Retno juga menonjolkan kompensasi yang telah diberikan kepada keluarga. Dia pun ‘mewakili’ China untuk mengatakan bahwa pelarungan (penguburan di laut) dilakukan karena ABK Indonesia yang meninggal itu menderita penyakit menular.
Apakah bisa dipercaya alasan penyakit menular? Kenapa Menlu menerima begitu saja alasan itu?
Kompensasi? Mengapa ini yang dikedepankan oleh Menlu Retno? Padahal, investigasi media yang terpercaya menguraikan tentang perlakuan buruk yang dialami para ABK Indonesia di kapal ikan Long Xin 629.
Mereka mengaku disiksa. Bekerja rodi. Tidur cuma 3 jam. Makanan mereka berbeda dengan makanan ABK orang China. ABK Indonesia memakan ikan yang biasa digunakan untuk umpan. Sedangkan ABK China selalu menyantap ikan segar yang enak-enak. Ini pengakuan para ABK itu sendiri.
Menlu mengirimkan nota diplomatik ke China. Ok-lah. Mungkin ini SOP biasa. Semoga saja ditanggapi.

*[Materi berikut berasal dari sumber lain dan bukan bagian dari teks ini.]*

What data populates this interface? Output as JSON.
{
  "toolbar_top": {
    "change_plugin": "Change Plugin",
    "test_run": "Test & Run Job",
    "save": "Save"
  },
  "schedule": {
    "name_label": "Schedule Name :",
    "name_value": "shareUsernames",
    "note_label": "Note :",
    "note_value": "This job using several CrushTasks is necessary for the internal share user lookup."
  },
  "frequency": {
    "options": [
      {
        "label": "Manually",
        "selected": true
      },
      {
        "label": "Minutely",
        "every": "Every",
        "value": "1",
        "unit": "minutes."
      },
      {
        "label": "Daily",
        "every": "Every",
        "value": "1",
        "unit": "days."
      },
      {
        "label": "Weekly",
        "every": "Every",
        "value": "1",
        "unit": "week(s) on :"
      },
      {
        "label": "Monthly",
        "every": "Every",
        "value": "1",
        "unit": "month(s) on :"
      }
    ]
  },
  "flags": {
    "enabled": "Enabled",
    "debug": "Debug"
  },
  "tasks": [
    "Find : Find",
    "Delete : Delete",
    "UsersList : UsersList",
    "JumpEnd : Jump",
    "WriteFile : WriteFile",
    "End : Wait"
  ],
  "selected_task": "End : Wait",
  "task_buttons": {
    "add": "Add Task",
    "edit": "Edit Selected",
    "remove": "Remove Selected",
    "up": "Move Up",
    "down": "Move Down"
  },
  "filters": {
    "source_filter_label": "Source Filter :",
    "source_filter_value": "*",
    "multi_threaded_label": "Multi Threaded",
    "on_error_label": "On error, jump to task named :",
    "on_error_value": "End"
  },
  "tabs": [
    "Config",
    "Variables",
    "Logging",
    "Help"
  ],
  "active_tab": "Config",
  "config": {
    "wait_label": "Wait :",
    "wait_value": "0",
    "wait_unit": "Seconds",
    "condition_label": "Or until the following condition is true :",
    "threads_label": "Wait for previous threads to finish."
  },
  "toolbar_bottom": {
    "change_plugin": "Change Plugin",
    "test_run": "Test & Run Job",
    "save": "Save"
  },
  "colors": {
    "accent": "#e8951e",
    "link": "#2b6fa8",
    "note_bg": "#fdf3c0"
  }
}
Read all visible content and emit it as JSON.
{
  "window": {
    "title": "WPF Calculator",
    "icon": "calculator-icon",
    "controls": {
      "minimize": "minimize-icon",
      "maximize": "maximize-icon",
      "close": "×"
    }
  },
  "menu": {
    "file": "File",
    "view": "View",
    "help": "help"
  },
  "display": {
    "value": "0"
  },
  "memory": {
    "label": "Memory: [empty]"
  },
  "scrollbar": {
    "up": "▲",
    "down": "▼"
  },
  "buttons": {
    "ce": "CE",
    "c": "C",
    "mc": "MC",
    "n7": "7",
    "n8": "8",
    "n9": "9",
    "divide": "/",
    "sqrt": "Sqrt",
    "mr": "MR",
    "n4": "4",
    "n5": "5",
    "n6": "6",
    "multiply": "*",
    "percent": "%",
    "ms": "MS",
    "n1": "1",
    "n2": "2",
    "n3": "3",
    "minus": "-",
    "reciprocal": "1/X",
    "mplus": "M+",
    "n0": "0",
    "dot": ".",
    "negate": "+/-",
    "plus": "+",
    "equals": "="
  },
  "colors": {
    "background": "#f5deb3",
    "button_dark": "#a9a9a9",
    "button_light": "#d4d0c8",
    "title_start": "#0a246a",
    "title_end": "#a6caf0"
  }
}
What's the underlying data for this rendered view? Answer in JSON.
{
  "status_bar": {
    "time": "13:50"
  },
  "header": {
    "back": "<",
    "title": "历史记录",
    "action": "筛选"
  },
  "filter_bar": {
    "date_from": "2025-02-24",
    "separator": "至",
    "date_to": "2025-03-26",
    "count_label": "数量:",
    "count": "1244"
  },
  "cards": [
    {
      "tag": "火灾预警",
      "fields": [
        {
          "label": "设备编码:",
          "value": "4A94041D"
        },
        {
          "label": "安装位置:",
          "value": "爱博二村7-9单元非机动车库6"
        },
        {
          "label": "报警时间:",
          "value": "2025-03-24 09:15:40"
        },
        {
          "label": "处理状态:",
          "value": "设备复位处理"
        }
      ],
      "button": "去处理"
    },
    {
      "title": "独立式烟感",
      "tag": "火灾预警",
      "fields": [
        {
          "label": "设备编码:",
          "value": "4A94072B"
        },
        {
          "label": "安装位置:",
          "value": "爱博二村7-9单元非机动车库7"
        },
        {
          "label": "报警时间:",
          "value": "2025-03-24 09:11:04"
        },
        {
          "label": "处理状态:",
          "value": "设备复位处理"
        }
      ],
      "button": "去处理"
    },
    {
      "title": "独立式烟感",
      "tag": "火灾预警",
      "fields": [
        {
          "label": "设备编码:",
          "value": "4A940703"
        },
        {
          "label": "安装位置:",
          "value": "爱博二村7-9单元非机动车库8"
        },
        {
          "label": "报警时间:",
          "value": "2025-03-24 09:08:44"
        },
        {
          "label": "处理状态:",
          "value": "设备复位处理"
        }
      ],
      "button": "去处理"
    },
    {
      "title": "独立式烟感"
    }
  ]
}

Tapi, sebagai Menlu, tidak seharusnya Retno mengutamakan poin-poin yang memang ingin disebarluaskan oleh pemerintah China. Supaya mereka tampak telah melakukan cara-cara yang manusiawi. Padahal, kenyataannya orang-orang China di Long Xin 629 itu tidaklah seberadab yang digambarkan itu.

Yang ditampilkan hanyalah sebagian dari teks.